Capítulo III

Tres días más tarde, Hércules Poirot fue a la Montaña del Profeta. Era un paseo agradable y fresco bajo los abetos verdes dorados que subía serpenteando por encima de las mezquindades y querellas de los seres humanos. El automóvil se detuvo ante el restaurante y Poirot apeóse para ir a pasear por los bosques. Al fin llegó a un lugar que parecía la verdadera cima del mundo. Allá abajo, con su azul profundo y deslumbrante, estaba el mar.

Allí por fin estaba en paz... lejos de preocupaciones... por encima del mundo. Y colocando su abrigo cuidadosamente doblado sobre un tronco cortado, se sentó al lado.

—No me cabe la menor duda de que le bon Dieu sabe lo que hace. Pero resulta extraño que haya creado ciertos seres humanos. Eh bien, aquí por lo menos, durante un rato, estaré al margen de estos molestos problemas —y dicho esto quedó absorto en la contemplación del paisaje.

De pronto alzó los ojos sobresaltado. Una mujer con un traje de chaqueta color castaño venía corriendo hacia él. Era Marjorie Gold y esta vez había abandonado todo disimulo. Su rostro estaba bañado en lágrimas.

Poirot no pudo evadirse, pues ya llegaba junto a él.

—Monsieur Poirot. Tiene que ayudarme. Soy tan desgraciada que no sé qué hacer. ¿Qué voy a hacer? ¿Qué voy a hacer?

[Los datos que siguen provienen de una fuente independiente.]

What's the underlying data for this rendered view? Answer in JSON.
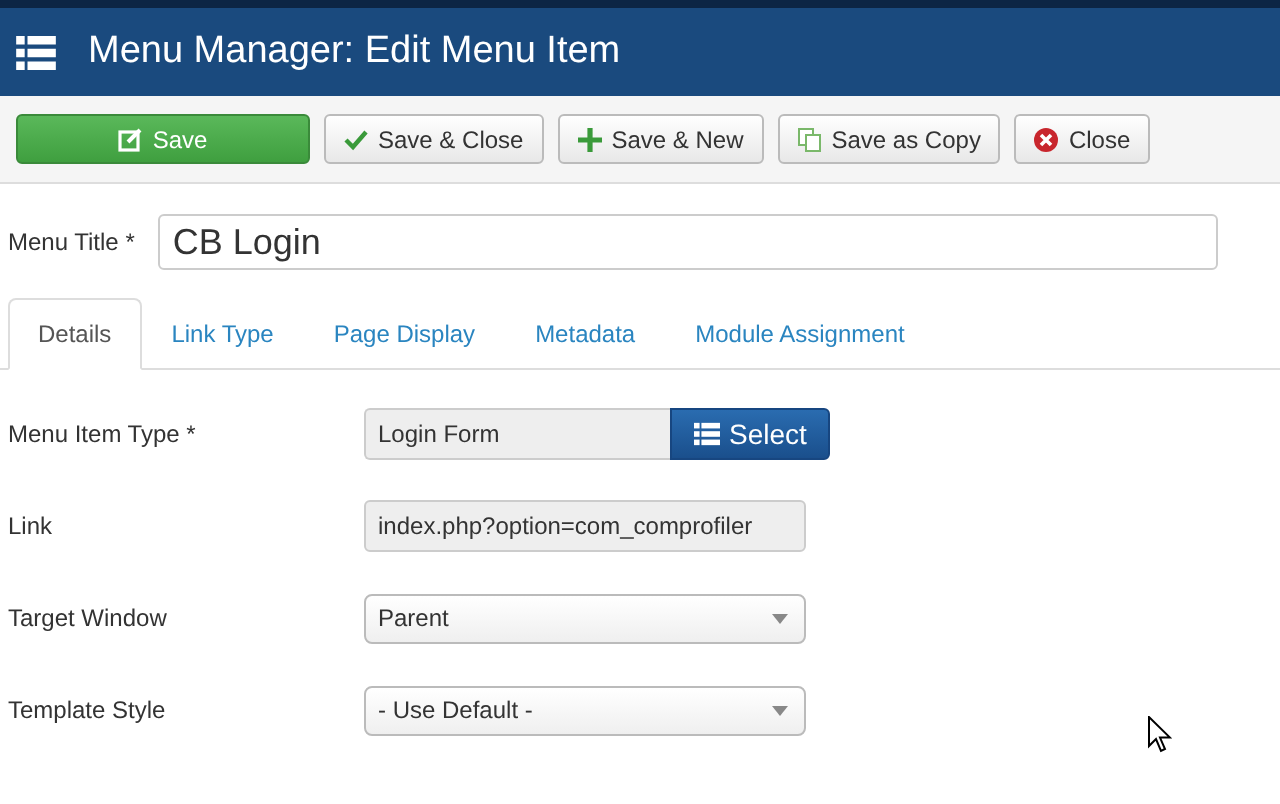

Le miró con el rostro descompuesto y sus manos se aferraron a la manga de su americana. Luego, como si hubiera visto alguna cosa que la asustara, retrocedió un tanto.

—¿Qué..., qué... es eso? —tartamudeó.

—¿Quiere usted mi consejo, madame? ¿Es eso lo que me pide?

—Sí..., sí...

Eh bien... aquí lo tiene—Poirot dijo escuetamente—: Márchese de aquí en seguida... antes de que sea demasiado tarde.

—¿Qué? —ella le miró sorprendida.

—Ya me ha oído. Abandone la isla.

—¿Dejar la isla? —le miraba estupefacta.

—Eso es lo que he dicho.

—Pero, ¿por qué...?, ¿por qué?

—Es el consejo que le doy... si aprecia su vida.

Ella contuvo la respiración.

—¡Oh! ¿Qué quiere decir con eso? Me asusta usted.., me asusta.

—Sí —replicó Poirot en tono grave—. Ésta es mi intención.

Ella escondió el rostro entre las manos.

—¡Pero no puedo! ¡Él no vendría conmigo! Me refiero a Douglas. Ella no le dejará. Se ha adueñado de él en cuerpo y alma... No querrá escuchar ni una palabra contra ella... Está loco por ella... Cree todo lo que le dice... que su marido la maltrata... que es una víctima inocente... que nadie la comprende... Ya no piensa en mí... no le intereso. Quiere que le devuelva la libertad... que me divorcie. Cree que ella se divorciará de su marido y se casará con él. Pero yo temo... Chantry no querrá. No pertenece a esa clase de hombres. Ayer noche ella le enseñó a Douglas unos cardenales que le hizo él en un brazo... según dice. Douglas se puso furioso. Es tan caballero él. ¡Oh! ¡Tengo miedo! ¿Corno terminará todo esto? ¡Dígame lo que he de hacer!

Hércules Poirot permaneció en pie contemplando la línea de colinas azules del continente asiático que se veía al otro lado del mar y dijo:

—Ya se lo he dicho. Abandone la isla antes de que sea demasiado tarde.

—No puedo... no puedo... a menos que Douglas...

Poirot suspiró... encogiéndose de hombros.